Each foundry defines its nodes differently. TSMC’s N5 process, referring to a 5 nanometer node (which forms the basis of the Ryzen 7000 series processors), differs vastly from Samsung’s 5 nm process, with the former outperforming the latter in power efficiency and transistor density. Similarly, the Intel 4 process refers not to a 4 nm node, but follows a 7 nm process instead. This broad inconsistency makes it nearly impossible to judge performance based on nanometer figures alone.
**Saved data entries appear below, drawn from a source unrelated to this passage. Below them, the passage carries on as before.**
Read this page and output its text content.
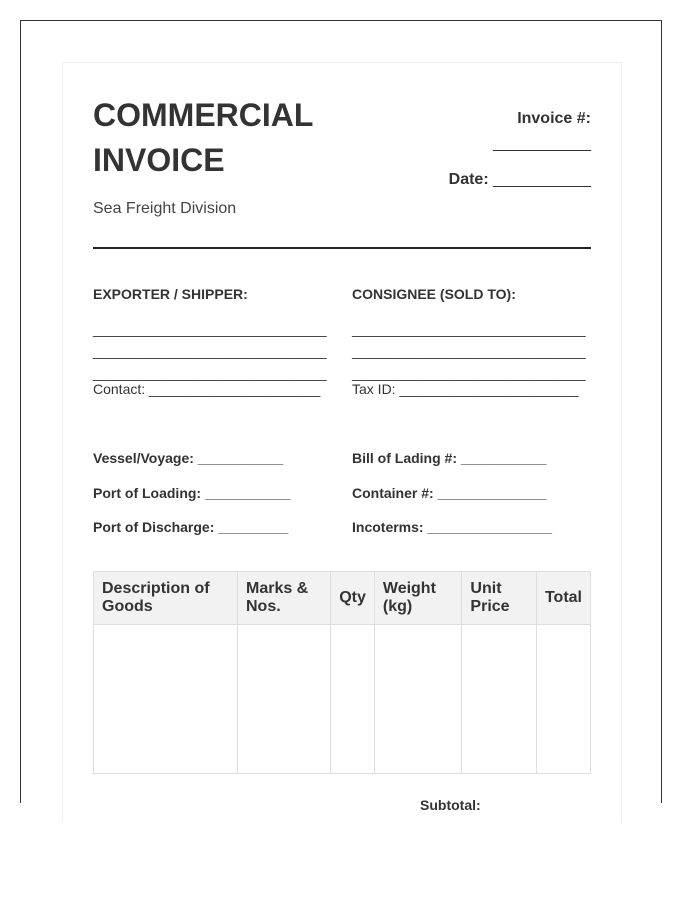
COMMERCIAL
INVOICE
Sea Freight Division
Invoice #:
___________
Date: ___________
EXPORTER / SHIPPER:
______________________________
______________________________
______________________________
Contact: ______________________
CONSIGNEE (SOLD TO):
______________________________
______________________________
______________________________
Tax ID: _______________________
Vessel/Voyage: ___________
Port of Loading: ___________
Port of Discharge: _________
Bill of Lading #: ___________
Container #: ______________
Incoterms: ________________
Description of Goods	Marks & Nos.	Qty	Weight (kg)	Unit Price	Total

Subtotal:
Know which specs matter to you
For most everyday users, flashy numbers in CPU marketing rarely translate into tangible performance gains. The advertising language feels more geared towards the competition and less tailored to the needs of the consumer. Savvy buyers now need to delve a little deeper and prioritize independent benchmarks, focus on their workflow and their needs off the clock to avoid paying top dollar for features that wouldn’t make a difference to their computing needs.